Undoubtedly the success story for Newcastle United in the Championship this season has been manager Chris Hughton. After spending over fourteen years at Tottenham as a first-team coach, Hughton moved to St James Park in 2008 where he once again took up his position as the number two. And when he proved to be less than successful as the Toon’s caretaker manager, it looked as though Hughton was destined to miss out on being the main man. But this season is a completely different story. With turmoil off the pitch, Hughton has brought a calmness and stability on it and rightfully earned himself a permanent contract. So how has he managed to shake off the number two tag?
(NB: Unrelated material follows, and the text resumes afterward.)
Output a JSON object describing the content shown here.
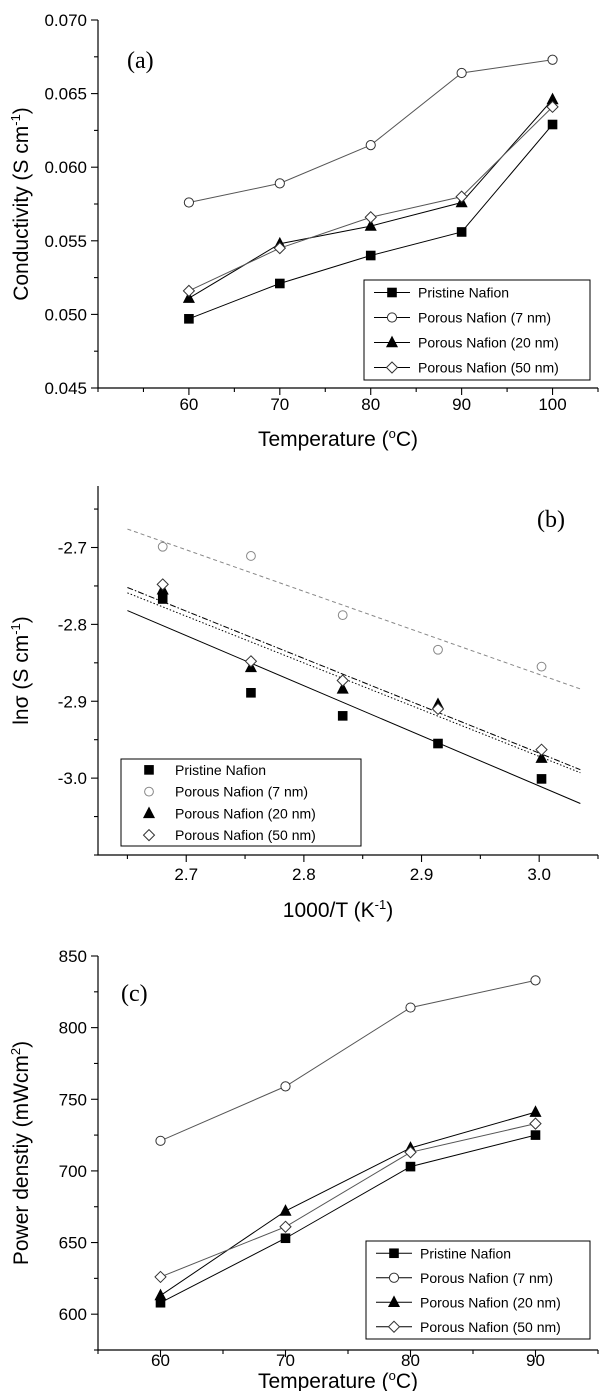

The main feeling that Newcastle fans have this season is that the club is in safe hands. Chris Hughton is not particularly charismatic and he doesn’t give the media any sound bites that someone like Jose Mourinho provides on a regular occasion, but he is quietly getting the job done. He showed in his time at Spurs that he is a top-class coach and in over thirty years as a player and a coach, the English born Irish international has plenty of experience and a vast knowledge of football. At Newcastle, Hughton is earning a fraction of the salary picked up by the club’s biggest earners such as Fabricio Coloccini and Alan Smith, but he has ensured that there is no room for egos at the club. The 51 year old has instilled discipline and is sticking with his simple formula, and with Newcastle sitting pretty at the top of the table, why should he change it?
The impact of Chris Hughton at Newcastle is well described by his right hand man, Colin Calderwood. The former Nottingham Forest manager told The Telegraph that “Chris has been the essence of calm.” Hughton hasn’t done anything revolutionary or “fancy” as Calderwood put it, he has just “stripped it very bare and if you want to show your talent as a player then that is what you have got to do.” And with the talent at Newcastle’s disposal, that is all that is needed to be done, just let the talent shine through. Neither Calderwood nor Hughton are getting carried away with the start Newcastle have made in the Championship, as the job is only half done and they are keeping the players’ feet firmly on the ground. Calderwood further stated “we shouldn’t be content with what we have got. There has got to be an ongoing renewal process that keeps us on our toes.” And albeit in a calm manner, that is what Hughton is doing.
Hughton isn’t afraid to make his mark on the club and show who is boss though. He dropped Joey Barton and got the midfielder to issue an apology when there was a minor bust-up earlier in the season, and more recently Andy Carroll was left out of the squad after the striker’s alleged late night shenanigans. However, one of Hughton’s main moves has to give the players extra responsibility, which he has achieved by setting up a players’ committee. Experienced team members Smith, Kevin Nolan, Steve Harper and even the currently non-playing Geremi all have their say and most importantly problems are dealt with in-house. Acting somewhat like a politician, Hughton shows great diplomacy and isn’t afraid to let key players have their say and take a back seat himself.
As a manager Chris Hughton isn’t looking to overtly stamp his authority on the team, having a totally different character to say Alan Shearer. Instead Hughton is quietly working with the players and handing them responsibility to bring the best out of them, but this isn’t to say that he lets his authority be questioned. The likeable and modest manager has also established a harmony and team morale that has been missing at Newcastle for years and could well have been the missing ingredient. Fans favourite Steven Taylor told The Guardian “I don’t think we’ve ever had such good team spirit since I’ve been here. Chris has been fantastic, unlike a lot of managers, he has a human touch.” Hughton is uncomplicated in his approach and has serenely taken on the role of the main man, and his success at Newcastle this season is quite something for a man handed the number two tag for a number of years, a tag that he has now firmly shaken off.